外縁24aが外縁4dよりも径方向内方にあると、環状連結体4と環状突壁43との隙間(
図2の隙間C2)は、吸気口24Aよりも径方向外方に位置する。そのため、吸気口24Aを通った空気が隙間C2に流れ込むことを抑制できる。
これにより、吸気口24から入り、隙間C1および隙間C2を通って羽根2の径方向外方の空間に流れる空気の量を少なくできる。よって、吸気口24からインペラ10内に吸引されてインペラ10の径方向外方に送り出される空気の量を多くし、風量を多くすることができる。
【0055】
図2に示すように、環状突壁43の外周面43dの少なくとも一部は、排気口16と径方向に対向していることが好ましい。
環状突壁43の外周面43dの少なくとも一部が排気口16と径方向に対向していると、外周面43dが面する空間は、排気口16に向かう流路となる。そのため、流路の断面積を大きく確保し、風量を多くすることができる。
【0056】
次に、ガード部材の変形例について説明する。
図6は、ガード部材の変形例であるガード部材52を示す断面図である。
ガード部材52は、環状突壁43に代えて環状突壁53を有する点で、
図2等に示すガード部材22と異なる。
環状突壁53は、軸方向の下端53bの端面である下端面53cが、軸方向下方に向けて拡径する方向に傾斜した傾斜面を有する。本実施形態では、下端面53cは全面が一定角度で傾斜する傾斜面である。そのため、環状突壁53の外周面53dの軸方向の寸法は、環状突壁53の内周面53aの軸方向の寸法より大きい。
【0057】
ガード部材52では、下端面53cが軸方向下方に向けて拡径する方向に傾斜した傾斜面であるため、インペラ10と内周面53aとの間の空間から、インペラ10の径方向外方の空間への空気の流れを促すことができる。よって、インペラ10によって径方向外方に送り出される空気の量を多くし、風量を多くすることができる。 また、一方で、インペラ10の径方向外方の空間にある空気は、インペラ10と内周面53aとの間の空間に入り込みにくく、空気の逆流を抑制しやすい。
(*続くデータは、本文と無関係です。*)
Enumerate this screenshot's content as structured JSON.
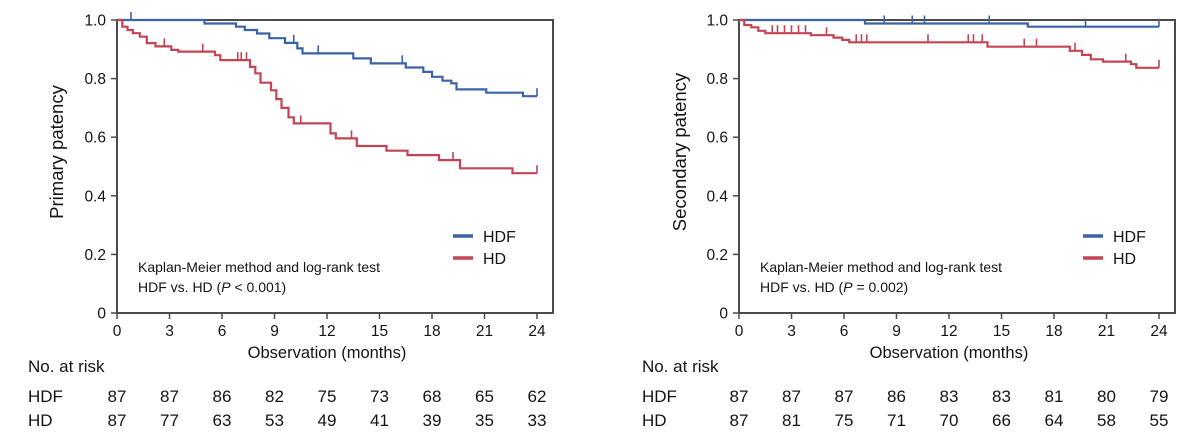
{
  "chart_data": [
    {
      "type": "line",
      "subtype": "kaplan-meier-step",
      "ylabel": "Primary patency",
      "xlabel": "Observation (months)",
      "xlim": [
        0,
        24
      ],
      "ylim": [
        0,
        1.0
      ],
      "grid": false,
      "legend_position": "inside-right",
      "y_ticks": [
        "1.0",
        "0.8",
        "0.6",
        "0.4",
        "0.2",
        "0"
      ],
      "x_ticks": [
        "0",
        "3",
        "6",
        "9",
        "12",
        "15",
        "18",
        "21",
        "24"
      ],
      "x_tick_months": [
        0,
        3,
        6,
        9,
        12,
        15,
        18,
        21,
        24
      ],
      "annotation": {
        "line1": "Kaplan-Meier method and log-rank test",
        "line2_pre": "HDF vs. HD (",
        "line2_pvar": "P",
        "line2_post": " < 0.001)"
      },
      "series": [
        {
          "name": "HDF",
          "color": "#3a62a6",
          "x": [
            0,
            5.0,
            6.8,
            7.3,
            8.0,
            8.7,
            9.6,
            10.3,
            10.6,
            13.5,
            14.5,
            16.5,
            17.5,
            18.0,
            18.6,
            19.1,
            19.4,
            21.1,
            23.2,
            24
          ],
          "y": [
            1.0,
            0.988,
            0.977,
            0.966,
            0.954,
            0.938,
            0.922,
            0.903,
            0.886,
            0.869,
            0.852,
            0.838,
            0.823,
            0.806,
            0.793,
            0.784,
            0.763,
            0.752,
            0.74,
            0.74
          ],
          "censor_x": [
            0.8,
            10.1,
            11.5,
            16.3,
            24
          ]
        },
        {
          "name": "HD",
          "color": "#c24455",
          "x": [
            0,
            0.3,
            0.6,
            0.9,
            1.3,
            1.7,
            2.2,
            3.1,
            3.5,
            5.6,
            5.9,
            7.6,
            7.9,
            8.2,
            8.8,
            9.1,
            9.4,
            9.8,
            10.1,
            12.2,
            12.5,
            13.7,
            15.4,
            16.6,
            18.4,
            19.6,
            22.6,
            24
          ],
          "y": [
            1.0,
            0.977,
            0.966,
            0.955,
            0.943,
            0.921,
            0.91,
            0.898,
            0.892,
            0.88,
            0.863,
            0.84,
            0.818,
            0.786,
            0.76,
            0.73,
            0.7,
            0.668,
            0.647,
            0.613,
            0.596,
            0.57,
            0.554,
            0.539,
            0.522,
            0.494,
            0.477,
            0.477
          ],
          "censor_x": [
            2.7,
            4.9,
            6.9,
            7.1,
            7.4,
            10.5,
            13.4,
            19.2,
            24
          ]
        }
      ],
      "risk_table": {
        "title": "No. at risk",
        "months": [
          0,
          3,
          6,
          9,
          12,
          15,
          18,
          21,
          24
        ],
        "rows": [
          {
            "label": "HDF",
            "values": [
              87,
              87,
              86,
              82,
              75,
              73,
              68,
              65,
              62
            ]
          },
          {
            "label": "HD",
            "values": [
              87,
              77,
              63,
              53,
              49,
              41,
              39,
              35,
              33
            ]
          }
        ]
      }
    },
    {
      "type": "line",
      "subtype": "kaplan-meier-step",
      "ylabel": "Secondary patency",
      "xlabel": "Observation (months)",
      "xlim": [
        0,
        24
      ],
      "ylim": [
        0,
        1.0
      ],
      "grid": false,
      "legend_position": "inside-right",
      "y_ticks": [
        "1.0",
        "0.8",
        "0.6",
        "0.4",
        "0.2",
        "0"
      ],
      "x_ticks": [
        "0",
        "3",
        "6",
        "9",
        "12",
        "15",
        "18",
        "21",
        "24"
      ],
      "x_tick_months": [
        0,
        3,
        6,
        9,
        12,
        15,
        18,
        21,
        24
      ],
      "annotation": {
        "line1": "Kaplan-Meier method and log-rank test",
        "line2_pre": "HDF vs. HD (",
        "line2_pvar": "P",
        "line2_post": " = 0.002)"
      },
      "series": [
        {
          "name": "HDF",
          "color": "#3a62a6",
          "x": [
            0,
            7.2,
            16.5,
            24
          ],
          "y": [
            1.0,
            0.988,
            0.977,
            0.977
          ],
          "censor_x": [
            8.3,
            9.9,
            10.6,
            14.3,
            19.8,
            24
          ]
        },
        {
          "name": "HD",
          "color": "#c24455",
          "x": [
            0,
            0.3,
            0.7,
            1.1,
            1.5,
            4.1,
            5.4,
            5.9,
            6.3,
            14.2,
            18.9,
            19.6,
            20.1,
            20.8,
            22.4,
            22.7,
            24
          ],
          "y": [
            1.0,
            0.983,
            0.975,
            0.963,
            0.955,
            0.948,
            0.94,
            0.932,
            0.924,
            0.909,
            0.895,
            0.881,
            0.866,
            0.858,
            0.849,
            0.837,
            0.837
          ],
          "censor_x": [
            1.9,
            2.2,
            2.6,
            3.0,
            3.4,
            3.8,
            5.0,
            6.7,
            7.0,
            7.3,
            10.8,
            13.1,
            13.4,
            13.9,
            16.3,
            17.0,
            19.2,
            22.1,
            24
          ]
        }
      ],
      "risk_table": {
        "title": "No. at risk",
        "months": [
          0,
          3,
          6,
          9,
          12,
          15,
          18,
          21,
          24
        ],
        "rows": [
          {
            "label": "HDF",
            "values": [
              87,
              87,
              87,
              86,
              83,
              83,
              81,
              80,
              79
            ]
          },
          {
            "label": "HD",
            "values": [
              87,
              81,
              75,
              71,
              70,
              66,
              64,
              58,
              55
            ]
          }
        ]
      }
    }
  ]
}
なお、環状突壁の下端面は、一部のみが軸方向下方に向けて拡径する方向に傾斜した傾斜面であってもよい。
【0058】
なお、本実施形態においては、以下の構成を採用することもできる。
図1等に示すファン装置100は、ハウジング30の上壁部15にある開口18を通して空気を取り入れる構造、すなわち、軸方向の一方側からのみ吸気する構造を有する。本発明では、ファン装置は、軸方向の両方から吸気する構造であってもよい。例えば、ハウジングの底壁部および上壁部の両方に、空気を取り入れる開口を有する構造を採用してもよいし、ハウジングの底壁部および上壁部の両方に、空気を取り入れる開口と、ガード部材とを有する構造を採用してもよい。
【0059】
なお、上記説明した各構成は、相互に矛盾しない範囲内において、適宜組み合わせることができる。例えば、本実施形態では、モータ部20の回転軸11にインペラ10が結合されているが、モータハウジング12にインペラ10の筒部6が結合され、モータハウジング12が回転することによりインペラ10が回転する構成としてもよい。